Middelen en voornaamste argumenten

De hogere voorziening is gericht tegen het arrest van de Zesde kamer van het Gerecht van de Europese Unie van 15 juli 2015.

Westfälische Drahtindustrie GmbH, Westfälische Drahtindustrie Verwaltungsgesellschaft mbH & Co. KG en Pampus Industriebeteiligungen GmbH & Co. KG voeren ter ondersteuning van hun hogere voorziening de volgende middelen aan:

Ten eerste handelt het Gerecht in strijd met artikel 261 VWEU en artikel 31 van verordening nr. 1/2003 (1), het stelsel van bevoegdheidsverdeling en het institutionele evenwicht alsmede het gebod van effectieve rechterlijke bescherming, nu het Gerecht de grenzen van zijn volledige rechtsmacht miskent en inhoudelijk niet het litigieuze besluit van de Commissie toetst, maar een eigen, onafhankelijke boetebeslissing heeft genomen. Hiermee treedt het Gerecht in de plaats van het bestuur en ontneemt het rekwiranten de mogelijkheid om tegen een onjuiste feitenvaststelling op te komen, aangezien de tegen beslissingen van het Gerecht openstaande rechtsmiddelen beperkt zijn tot rechtsvragen.

Ten tweede is het bestreden arrest in strijd met artikel 261 VWEU en artikel 31 van verordening nr. 1/2003 voor zover het Gerecht het voor de beoordeling van de feitelijke en juridische situatie relevante tijdstip miskent en in het kader van de — zoals hiervoor uiteengezet bovendien onjuiste — uitoefening van zijn volledige rechtsmacht uitgaat van de juridische en feitelijke situatie ten tijde van zijn uitspraak, althans omstandigheden die zich in de jaren 2011 tot en met 2013 en dus na het litigieuze besluit van de Commissie hebben voorgedaan. De door het Gerecht genoemde, „in deze zin” op te vatten arresten bieden geen steun voor zijn oordeel. Veeleer wordt uit de rechtspraak van de Europese rechters duidelijk dat met aanvullende gegevens uitsluitend ten gunste van de betrokken ondernemingen rekening mag worden gehouden, en ook enkel indien deze gegevens ten tijde van het besluit van de Commissie reeds voorhanden waren.
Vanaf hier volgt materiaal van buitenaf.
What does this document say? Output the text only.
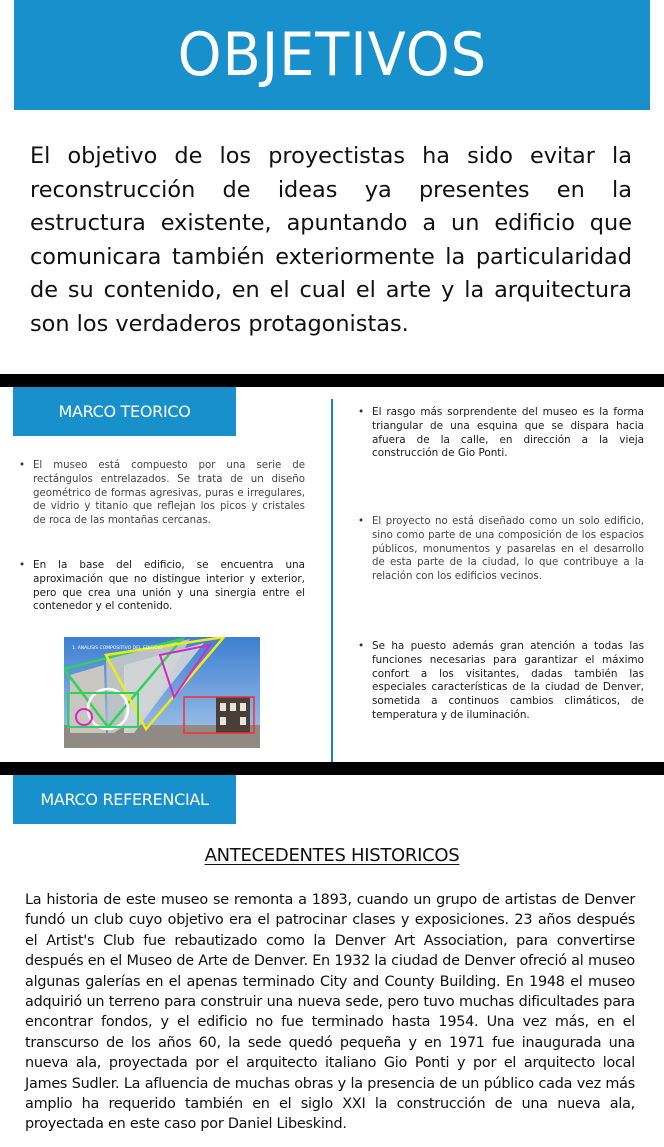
OBJETIVOS

El objetivo de los proyectistas ha sido evitar la reconstrucción de ideas ya presentes en la estructura existente, apuntando a un edificio que comunicara también exteriormente la particularidad de su contenido, en el cual el arte y la arquitectura son los verdaderos protagonistas.

MARCO TEORICO
• El museo está compuesto por una serie de rectángulos entrelazados. Se trata de un diseño geométrico de formas agresivas, puras e irregulares, de vidrio y titanio que reflejan los picos y cristales de roca de las montañas cercanas.
• En la base del edificio, se encuentra una aproximación que no distingue interior y exterior, pero que crea una unión y una sinergia entre el contenedor y el contenido.
1. ANALISIS COMPOSITIVO DEL EDIFICIO
• El rasgo más sorprendente del museo es la forma triangular de una esquina que se dispara hacia afuera de la calle, en dirección a la vieja construcción de Gio Ponti.
• El proyecto no está diseñado como un solo edificio, sino como parte de una composición de los espacios públicos, monumentos y pasarelas en el desarrollo de esta parte de la ciudad, lo que contribuye a la relación con los edificios vecinos.
• Se ha puesto además gran atención a todas las funciones necesarias para garantizar el máximo confort a los visitantes, dadas también las especiales características de la ciudad de Denver, sometida a continuos cambios climáticos, de temperatura y de iluminación.
MARCO REFERENCIAL
ANTECEDENTES HISTORICOS

La historia de este museo se remonta a 1893, cuando un grupo de artistas de Denver fundó un club cuyo objetivo era el patrocinar clases y exposiciones. 23 años después el Artist's Club fue rebautizado como la Denver Art Association, para convertirse después en el Museo de Arte de Denver. En 1932 la ciudad de Denver ofreció al museo algunas galerías en el apenas terminado City and County Building. En 1948 el museo adquirió un terreno para construir una nueva sede, pero tuvo muchas dificultades para encontrar fondos, y el edificio no fue terminado hasta 1954. Una vez más, en el transcurso de los años 60, la sede quedó pequeña y en 1971 fue inaugurada una nueva ala, proyectada por el arquitecto italiano Gio Ponti y por el arquitecto local James Sudler. La afluencia de muchas obras y la presencia de un público cada vez más amplio ha requerido también en el siglo XXI la construcción de una nueva ala, proyectada en este caso por Daniel Libeskind.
Ten derde handelt het Gerecht als gevolg van schending van het evenredigheidsbeginsel en het beginsel van gelijke behandeling in strijd met de grondrechten van rekwiranten. Doordat het Gerecht het in verband met punt 35 van de boeterichtsnoeren geformuleerde beginsel veronachtzaamt inhoudend dat ondernemingen die zijn aangewezen op betaling van de geldboete in termijnen, deze boete in de regel binnen 3-5 jaar moeten kunnen voldoen, legt het rekwiranten een onevenredige geldboete op, die zij hooguit over een extreem lange periode kunnen afbetalen. In het kader van zijn analyse van het beginsel van gelijke behandeling in relatie tot de toepassing van de in verband met punt 35 van de boeterichtsnoeren ontwikkelde beginselen alsmede wat betreft het relevante tijdstip miskent het Gerecht bovendien dat het om vergelijkbare situaties gaat.

Ten slotte handelt het Gerecht met het bestreden arrest in strijd met het fundamentele procedurele recht van rekwiranten op effectieve rechterlijke bescherming, doordat het Gerecht zich bij de uitoefening van zijn volledige rechtsmacht beperkt tot de door de Commissie verrichte berekening van de geldboete en de door partijen aangedragen feiten. Dit beantwoordt niet aan de volledige en onbeperkte toetsing door een onpartijdige instantie die in het kader van effectieve rechterlijke bescherming tegen boetebesluiten van de Commissie is vereist.


(1)  Verordening (EG) nr. 1/2003 van de Raad van 16 december 2002 betreffende de uitvoering van de mededingingsregels van de artikelen 81 en 82 van het Verdrag; PB L 1, blz. 1.